Texas is known nationwide as being home to cotton, cattle, and oil booms. While these specific things are true, a broader generalization can be made. Texas is home to agriculture and energy. Renewable energy industries are quickly gaining popularity in the state with wind energy leading the movement.
Wind energy is so prevalent in Texas, that if the state were its own country, it would rank fifth in the world for wind energy with about 25 megawatts installed throughout the state according to the American Wind Energy Association.
What’s even more impressive about wind-powered electricity in Texas? In 2019, something monumental happened. The Electric Reliability Council of Texas (ERCOT) released their biannual report for the first half of the year and wind had surpassed coal. The difference in energy usage was small with wind coming in at 22% and coal at 21%, but wind has been growing steadily in practice and as a focus for politicians, educators, environmentalists, and local economies.
Lubbock, Texas, is the heart of wind research, industry, and education in the country. It's the home of Texas Tech University and the National Wind Institute (NWI), and the university is the only one in the nation with a degree program for wind engineering. Anyone that’s familiar with West Texas knows that wind turbines are as plentiful as tumbleweeds and prairie dogs. New “wind farms” appear every year on the farmland surrounding small towns. These wind farms pump money into local economies and bring new life to these communities.
Matt Saldana is a small-town Texas native and an employee of the National Wind Institute. Saldana also is an instructor at Texas Tech, specializing in renewable energies, finance and economics, and project management. He has seen firsthand the changes that come with the wind industry while living in Sweetwater, Texas. While there, he witnessed a revival of the small town as money was brought into the community as a result of a new wind farm outside of town. Saldana explained the entire process.
When a contractor sees potential for a wind farm in an area, they go to the landowners of large farms and ranches with the request to put instruments on their land to take readings of wind speeds in the area, according to Saldana. He said this stage is fully noncommittal and comes with no guaranteed compensation for the landowner. If the owner agrees to having turbines built on their property, the contracting company will begin construction.
As a thank you to the community, developers will often pay for new roads, sidewalks, or schools. In Sweetwater, a new, state-of-the-art school district was built. This allowed for more money to be spent on teachers’ salaries, bringing in new faculty from the metroplex.

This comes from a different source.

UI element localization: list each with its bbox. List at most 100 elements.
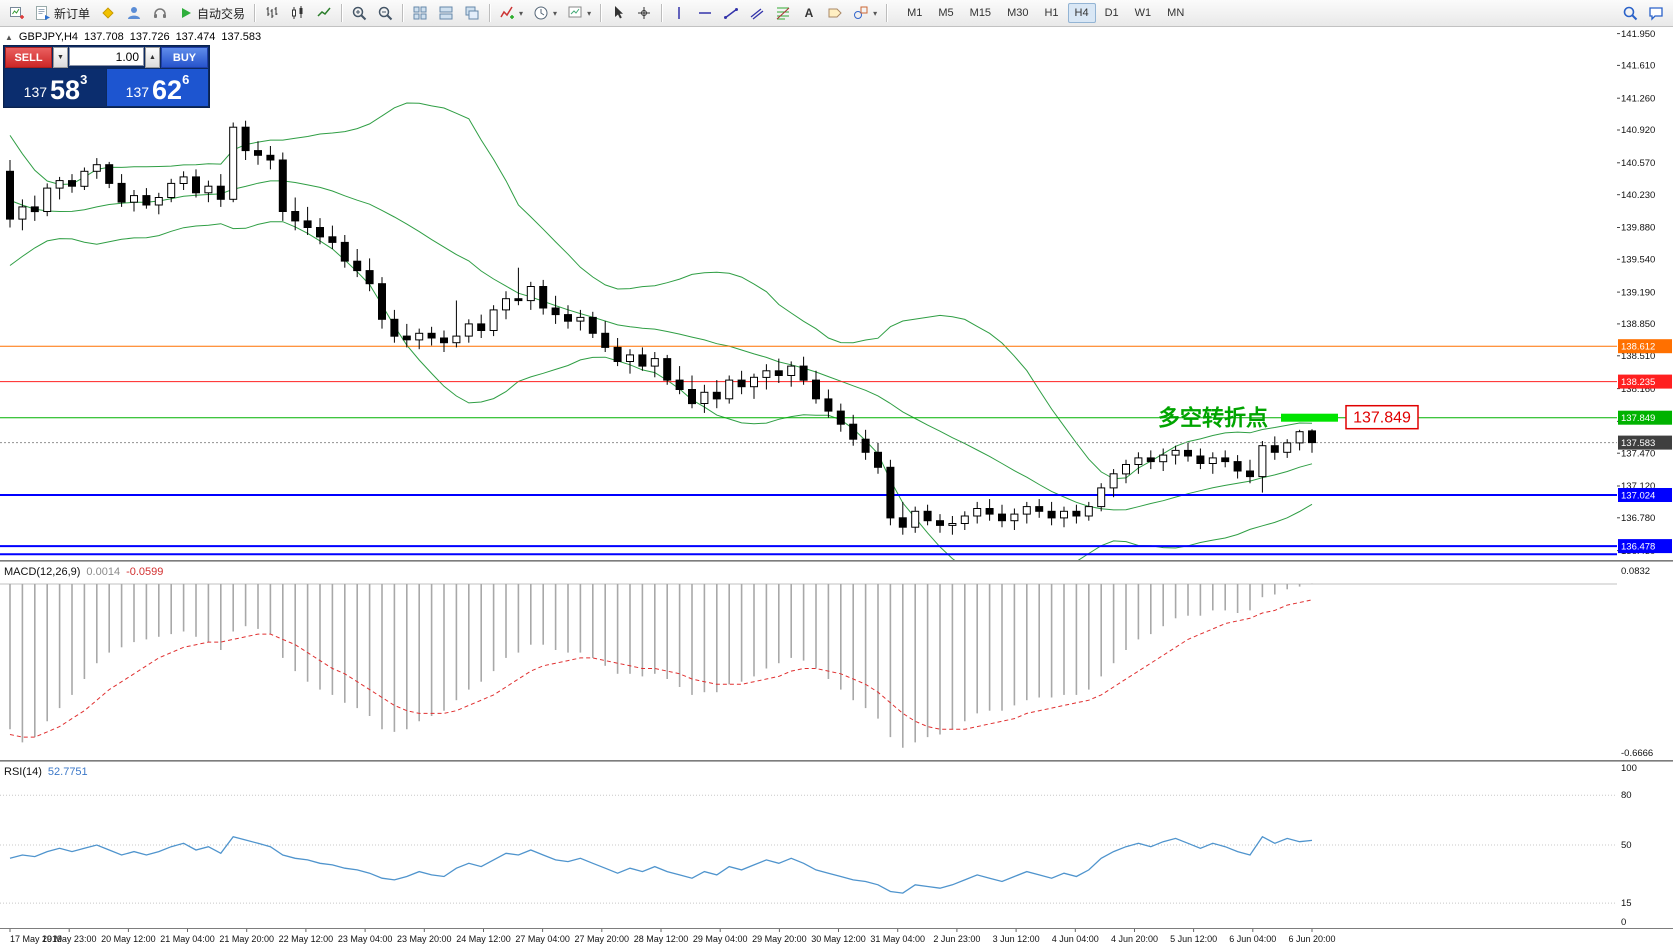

While the turbines are being constructed, thousands of temporary jobs are created. Not only are local men and women hired to be on the construction crews, but local motels, restaurants, and gas stations see more business than they have in a long time. While they are under construction, the developers are subject to all local tax rates as well, ensuring the cities receive municipal funding. Saldana said after construction, about 30 well-paying, permanent jobs are given to local residents. The landowners that have turbines on their properties receive a percentage of the revenue that each turbine produces (generally 3% to 8% depending on the specific company and production levels of each turbine, according to Saldana).
“People are being allowed to keep the family farms they’ve had for generations,” Saldana said.
The American farmer is in critical condition. Production prices are at an all-time high, climate change is affecting growing seasons and harvesting, and trade wars with foreign countries have made it harder for many to sell what little yield they have. Farm bankruptcies are up across every region of the country and the farmer suicide rate is one of the highest in the nation. Saldana said that the extra revenue brought in by turbines to family farms has helped people save the land that’s been in their families for generations.
Saldana said that research is being done constantly in order to push the industry forward. A few hot topics in the field include cybersecurity of turbines on the grid, finding a use for old and out of date equipment, moving into offshore capabilities, and finding a way to store renewable energy.
“Renewable electricity can’t be stored,” Saldana said. “Finding a solution to that would be a game changer.”
Saldana said despite the many positive aspects of the wind industry, there is still controversy surrounding wind turbines for people who live around them: endangering wildlife such as birds and bats, disrupting flora and fauna, and the low aesthetic value of the wind farms. He said the NWI is working on addressing these issues and that developers often work with wildlife conservation groups funding research and relocating bird species, like the Lesser Prairie Chicken.
“There’s always going to be pushback no matter the industry,” Saldana said. “(The positives) outweigh the negatives by environmental benefits and just keeping stuff in the ground.”
Despite these controversies, there’s no question that renewable energy industries have earned their place in Texas. Wind powered energy has become a major source of power for the state and only continues to grow. Wind energy allows for more assurance from blackouts, brownouts, and offers a new, clean means of electricity on the grid, ensuring a green method of urban resilience as our population spreads in urban areas; as a result, rural communities in West Texas continue to thrive thanks to the economic spark this industry brings them.